Is the powerful support for Obama rooted in his campaign promises? Is it that we Jamaicans, far and away, prefer Senator Obama's education policies, health-care policies and military-spending policies, to Senator McCain's policies? Or is it Obama's foreign policy objectives that we like? Is it that we believe Barack Obama in the White House would be far better for Jamaica than John McCain in the White House? Do Jamaicans even know the difference between Obama and McCain when it comes to their domestic or foreign policy?

Are the many Jamaicans strongly behind Obama because we believe in change, in not allowing one party to be in power for too long? Obama's main campaign slogan is: 'Change you can believe in', while McCain (like Portia in our own recent general election) claimed that he is the change (away from George W. Bush/P.J. Patterson). Is it that we robustly believe in Obama's change over McCain's change?

Or, do Jamaicans support Obama against McCain because Obama is black and McCain is white? Would we Jamaicans really choose a political candidate just because of the colour of his skin, irrespective of what policies he stands for? Really? Would the 'race card' work in Jamaica?

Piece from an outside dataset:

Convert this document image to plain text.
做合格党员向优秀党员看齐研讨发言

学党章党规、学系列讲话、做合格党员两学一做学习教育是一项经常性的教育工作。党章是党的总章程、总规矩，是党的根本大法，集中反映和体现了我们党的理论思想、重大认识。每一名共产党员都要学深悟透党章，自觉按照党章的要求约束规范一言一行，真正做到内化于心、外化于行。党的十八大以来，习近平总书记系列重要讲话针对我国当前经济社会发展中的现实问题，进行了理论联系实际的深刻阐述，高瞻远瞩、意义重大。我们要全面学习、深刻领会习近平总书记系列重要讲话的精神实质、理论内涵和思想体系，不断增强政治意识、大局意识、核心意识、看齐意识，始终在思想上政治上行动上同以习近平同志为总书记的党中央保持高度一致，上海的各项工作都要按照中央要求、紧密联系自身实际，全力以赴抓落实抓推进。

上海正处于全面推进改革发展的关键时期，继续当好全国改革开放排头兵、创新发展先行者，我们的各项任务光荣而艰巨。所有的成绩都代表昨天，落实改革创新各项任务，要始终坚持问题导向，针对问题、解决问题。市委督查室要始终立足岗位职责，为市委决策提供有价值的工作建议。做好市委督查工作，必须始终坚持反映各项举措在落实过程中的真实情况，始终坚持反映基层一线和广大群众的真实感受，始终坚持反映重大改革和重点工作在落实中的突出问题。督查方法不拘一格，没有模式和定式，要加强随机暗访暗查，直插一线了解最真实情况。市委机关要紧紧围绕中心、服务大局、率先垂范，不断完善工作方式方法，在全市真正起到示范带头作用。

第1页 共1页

Often, you hear that race is not an issue in Jamaica, class has taken over. But few keen social observers agree with this view. Race and colour remain serious topics in the undercurrent of Jamaica but are still not subjects for polite conversation. After all, aren't we 'Out of many, One People'?

Weighing morals

Suppose a Jamaican politician got up on stage and said, as Obama did on March 15, 2007: "I do not agree ... that homosexuality is immoral." What would happen, do you think? Suppose a Jamaican politician (or dancehall artiste) invited the Rev Andy Sidden, an openly gay pastor, to be on the platform with him, as Obama did on Sunday, October 28, 2007. What do you think would happen? Donnie McClurkin is an anti-gay gospel singer who has often performed in Jamaica. Would the average Jamaican vote for a guy who said: "I strongly believe that African Americans and the LGBT community must stand together in the fight for equal rights. And so, I strongly disagree with Reverend McClurkin's views." For those who don't know, LGBT stands for 'Lesbian, Gay, Bisexual, Trans-sexual', and it was Senator Barack Hussein Obama Jr who spoke those words (check out his website).

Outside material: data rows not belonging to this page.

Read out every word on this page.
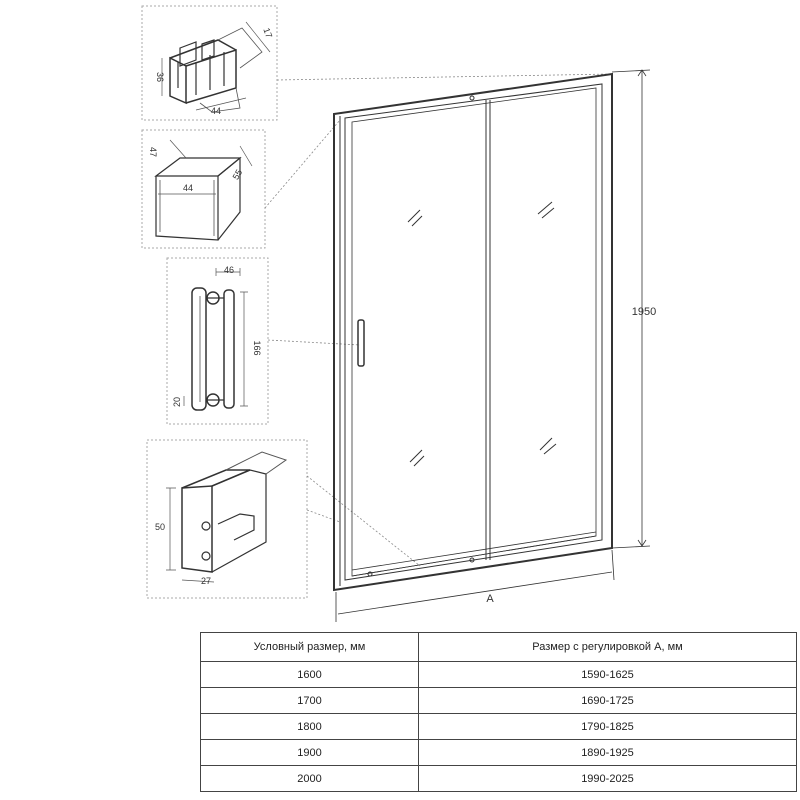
36
44
17
47
44
55
46
166
20
50
27
1950
A
Условный размер, мм	Размер с регулировкой А, мм
1600	1590-1625
1700	1690-1725
1800	1790-1825
1900	1890-1925
2000	1990-2025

Now, don't get me wrong. I do not support the Republican Party, even though that party was formed in 1854 by anti-slavery activists. It first came to power in 1860 with the election of Abraham Lincoln to the presidency, and it presided over the emancipation of slavery in the USA in 1865. Today, the Republican party is a warmongering party, based on a Christian fundamendalism which supports capital punishment, denies the scientific Theory of Evolution and is against gay marriages and the classification of homosexuality as an 'alternative life style'.

It seems to me that we Jamaicans are all mixed up. Our national sentiments and national ideology seem to fall with the Republicans, but we support Obama because he is black! Is this 'racism' or 'race consciousness', I ask you? It certainly tells us a lot about where we are as a nation.

My friend Motty Perkins always asks the question, and I think it is a good one: which would you prefer to be told? That the captain of the airplane in which you are flying is a competent pilot? Or that he is black?

Obama may well be the better candidate, I really do not know. Certainly, the world cannot take another four years of a Republican government like the one we have seen over the last eight years. But the last thing we should be doing is supporting someone for president just because he is black! Don't you think that our support - or lack of it - must be based on the issues? In the end, Obama is an American, and black or not, his election is not likely to mean a more Jamaica-friendly USA. I guess what American voters have to do is choose the lesser of the two evils.


Peter Espeut is a sociologist and an environmentalist.